I wonder if I should let it go. But I can't.
"Excuse me, but are we talking about Reincarnation? Do you believe in Reincarnation?
"Yes!", she again quickly responds. "This is going to be my last time on Earth. I'm going to do all of what I need to do this time!"
A year and a few months later as I walk out of her funeral at Westminster Abbey and see London Bobbies holding flowers, normally restrained British people of all ages in tears and hugging each other and people from all over the world in deep mourning, having had their hearts broken open by this young former school teacher, I remember our conversation, look up at the sky, and say, simply, "Yes, dear Princess. Your life certainly did make a huge difference on this little planet."
Ever since the meeting in Kensington Palace I have struggled about whether to share this belief of hers with the world.
I do so now, on the 20th anniversary of her passing, for a number of reasons:
First of all I think it may be comforting for many of us who still mourn to imagine that Princess Diana herself - whether one agrees with the philosophy or not - did not likely, on a spiritual level, believe that the tragic accident in Paris on August 31, 1997 was the end of her beautiful soul’s journey.

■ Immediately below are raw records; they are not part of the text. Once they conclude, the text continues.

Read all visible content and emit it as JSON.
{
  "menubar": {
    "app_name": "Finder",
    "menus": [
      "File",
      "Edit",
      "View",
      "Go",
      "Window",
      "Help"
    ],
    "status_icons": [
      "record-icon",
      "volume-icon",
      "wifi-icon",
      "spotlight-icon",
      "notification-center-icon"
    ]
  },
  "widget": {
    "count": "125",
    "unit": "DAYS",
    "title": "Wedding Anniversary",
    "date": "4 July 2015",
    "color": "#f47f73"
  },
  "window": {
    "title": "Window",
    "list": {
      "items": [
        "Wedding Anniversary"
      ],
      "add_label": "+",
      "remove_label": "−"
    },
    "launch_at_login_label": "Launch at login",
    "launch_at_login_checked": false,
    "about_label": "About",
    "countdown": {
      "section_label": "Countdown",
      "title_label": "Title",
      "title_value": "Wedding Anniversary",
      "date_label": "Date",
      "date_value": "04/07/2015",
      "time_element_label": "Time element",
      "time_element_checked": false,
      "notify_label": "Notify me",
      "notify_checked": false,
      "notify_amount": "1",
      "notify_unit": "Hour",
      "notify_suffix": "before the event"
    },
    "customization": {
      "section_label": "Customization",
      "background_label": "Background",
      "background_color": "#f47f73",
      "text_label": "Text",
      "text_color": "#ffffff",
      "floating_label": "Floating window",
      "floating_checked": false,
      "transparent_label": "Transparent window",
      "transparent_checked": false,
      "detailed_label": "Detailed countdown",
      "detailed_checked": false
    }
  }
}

Secondly, her comments perhaps give another meaning to the good works she did in her life, revealing a deep need to contribute something unique and meaningful. I am aware that there were, and likely still are, those who doubt her intentions but am one who believes that Princess Diana was a genuine and spiritual human being who profoundly cared about others with her enormous and sensitive heart. In person it was easy to sense something extremely special about this woman. Her eyes were like laser beams, conveying an energy that I have rarely encountered . . . an energy that, even muted by the two dimensional covers of magazines, would jump out and mesmerize.
And lastly, maybe it is about time . . . and yet another contribution from this extraordinary being . . . to tee up an even larger conversation about what life is, what death is and if in fact our soul comes here for a purpose and then moves on to other places or even dimensions in some kind of eternal dance. This is the teaching of Dr. Deepak Chopra, someone she greatly admired, and Eastern thought but is also the teaching of most religions who, in their own way, also believe in some sort of life after death. Might we take some courage and inspiration in knowing that Princess Diana personally believed so, and with some conviction.
And may we honor her and her amazing life, albeit one that was too short by our standards, by finding our own mission and purpose and, like the remarkable Diana, Princess of Wales, make a memorable impact on our fellow humans and the planet!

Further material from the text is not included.